The school health practice should include inspection of the student by a school health aide, notification of the parents if a child has ukus, and the child can return to class.

We’ve learned that in some schools, teachers are being told by the principal to separate the child who has ukus in the classroom.

Rosenlee says the change in policy has put teachers in a very difficult position.

“Our teachers, I would say there’s a variety of approaches that they do,” he said. “They do not want any difficulty of a stigma on a child or how that child learns, but we’re not helping our teachers.”

Child psychologist Marvin Acklin says separating the child who’s already feeling ashamed of having ukus makes the problem worse.

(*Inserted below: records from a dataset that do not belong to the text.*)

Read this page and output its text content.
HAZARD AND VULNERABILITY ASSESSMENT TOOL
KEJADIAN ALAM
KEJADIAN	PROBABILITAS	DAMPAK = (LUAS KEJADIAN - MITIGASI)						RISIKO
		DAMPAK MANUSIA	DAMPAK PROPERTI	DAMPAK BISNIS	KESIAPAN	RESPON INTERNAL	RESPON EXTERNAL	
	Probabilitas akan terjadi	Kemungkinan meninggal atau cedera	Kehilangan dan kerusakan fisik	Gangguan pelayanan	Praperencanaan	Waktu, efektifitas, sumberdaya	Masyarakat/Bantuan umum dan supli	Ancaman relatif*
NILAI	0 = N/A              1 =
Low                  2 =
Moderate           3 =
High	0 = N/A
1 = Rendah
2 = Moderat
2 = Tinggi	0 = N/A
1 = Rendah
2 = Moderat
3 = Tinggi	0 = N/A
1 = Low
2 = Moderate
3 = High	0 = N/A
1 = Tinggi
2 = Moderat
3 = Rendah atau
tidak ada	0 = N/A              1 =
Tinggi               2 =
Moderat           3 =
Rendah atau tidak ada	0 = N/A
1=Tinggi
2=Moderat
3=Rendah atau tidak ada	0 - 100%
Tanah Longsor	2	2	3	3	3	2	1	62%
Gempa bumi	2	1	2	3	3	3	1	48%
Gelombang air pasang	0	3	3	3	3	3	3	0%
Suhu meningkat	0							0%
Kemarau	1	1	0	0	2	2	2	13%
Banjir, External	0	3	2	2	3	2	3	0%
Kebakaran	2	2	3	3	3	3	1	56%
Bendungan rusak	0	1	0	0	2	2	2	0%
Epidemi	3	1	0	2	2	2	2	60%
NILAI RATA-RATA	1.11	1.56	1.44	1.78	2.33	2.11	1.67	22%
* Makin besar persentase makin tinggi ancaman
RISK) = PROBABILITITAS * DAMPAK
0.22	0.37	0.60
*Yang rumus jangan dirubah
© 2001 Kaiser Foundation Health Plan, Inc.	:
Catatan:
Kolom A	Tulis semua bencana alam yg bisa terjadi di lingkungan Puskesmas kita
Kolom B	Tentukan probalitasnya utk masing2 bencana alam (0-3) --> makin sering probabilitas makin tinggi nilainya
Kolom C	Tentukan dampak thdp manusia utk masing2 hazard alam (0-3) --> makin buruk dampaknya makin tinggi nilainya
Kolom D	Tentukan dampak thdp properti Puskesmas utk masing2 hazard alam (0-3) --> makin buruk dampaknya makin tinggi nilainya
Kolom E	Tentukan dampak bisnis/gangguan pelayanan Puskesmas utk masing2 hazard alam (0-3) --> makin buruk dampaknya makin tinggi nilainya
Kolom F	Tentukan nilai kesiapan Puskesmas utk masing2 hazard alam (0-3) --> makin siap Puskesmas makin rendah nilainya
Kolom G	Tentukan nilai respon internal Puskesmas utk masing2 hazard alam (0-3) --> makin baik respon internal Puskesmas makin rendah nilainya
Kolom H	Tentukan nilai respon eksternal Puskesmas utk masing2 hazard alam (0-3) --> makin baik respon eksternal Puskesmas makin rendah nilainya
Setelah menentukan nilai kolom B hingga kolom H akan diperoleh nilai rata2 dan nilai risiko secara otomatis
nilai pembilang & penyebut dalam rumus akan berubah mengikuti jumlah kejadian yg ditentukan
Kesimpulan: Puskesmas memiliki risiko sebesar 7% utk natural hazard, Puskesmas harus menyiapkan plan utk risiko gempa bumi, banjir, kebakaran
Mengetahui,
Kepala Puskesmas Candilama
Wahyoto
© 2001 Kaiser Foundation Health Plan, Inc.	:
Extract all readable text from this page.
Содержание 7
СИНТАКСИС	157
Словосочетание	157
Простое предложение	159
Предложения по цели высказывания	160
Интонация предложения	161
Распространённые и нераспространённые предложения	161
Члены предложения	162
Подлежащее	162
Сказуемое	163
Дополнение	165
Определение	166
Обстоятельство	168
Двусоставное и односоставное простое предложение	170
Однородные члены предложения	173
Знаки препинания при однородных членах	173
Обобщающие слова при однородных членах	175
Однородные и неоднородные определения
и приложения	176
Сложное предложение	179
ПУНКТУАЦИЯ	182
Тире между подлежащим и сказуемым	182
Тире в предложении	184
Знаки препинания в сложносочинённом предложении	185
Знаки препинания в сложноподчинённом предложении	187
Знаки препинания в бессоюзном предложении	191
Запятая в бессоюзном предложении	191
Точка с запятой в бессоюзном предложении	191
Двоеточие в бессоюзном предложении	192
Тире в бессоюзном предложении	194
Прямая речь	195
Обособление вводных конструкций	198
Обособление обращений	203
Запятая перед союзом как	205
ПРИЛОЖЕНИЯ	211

“They could be subject to ridicule that could go well beyond the individual incident,” Acklin said. “I would say the child is likely to experience shame as a result of the stigmatization, and I don’t believe I’m being overly sensitive about that. I believe that likely to be an actual reality.”

We wanted to know if schools are being told its okay to separate a student with ukus.

A spokeswoman told us no one was available to talk on camera, but sent a statement that said teachers are encouraged to use these incidents as teachable moments to reduce the misinformation and the stigma.

When we asked again what guidelines are in place, the spokeswoman refused to answer, and there’s nothing mentioned on the DOE’s website.

“I would ask them if you found out that a friend was coming over to the house and their child has ukus, would you be okay with them in your house?” Rosenlee said, “and what they’re saying is they probably would say no to that, but it’s okay for the classroom.”

Rosenlee adds that in some cases, students have ukus for months. He says DOE needs a policy on how to help those families.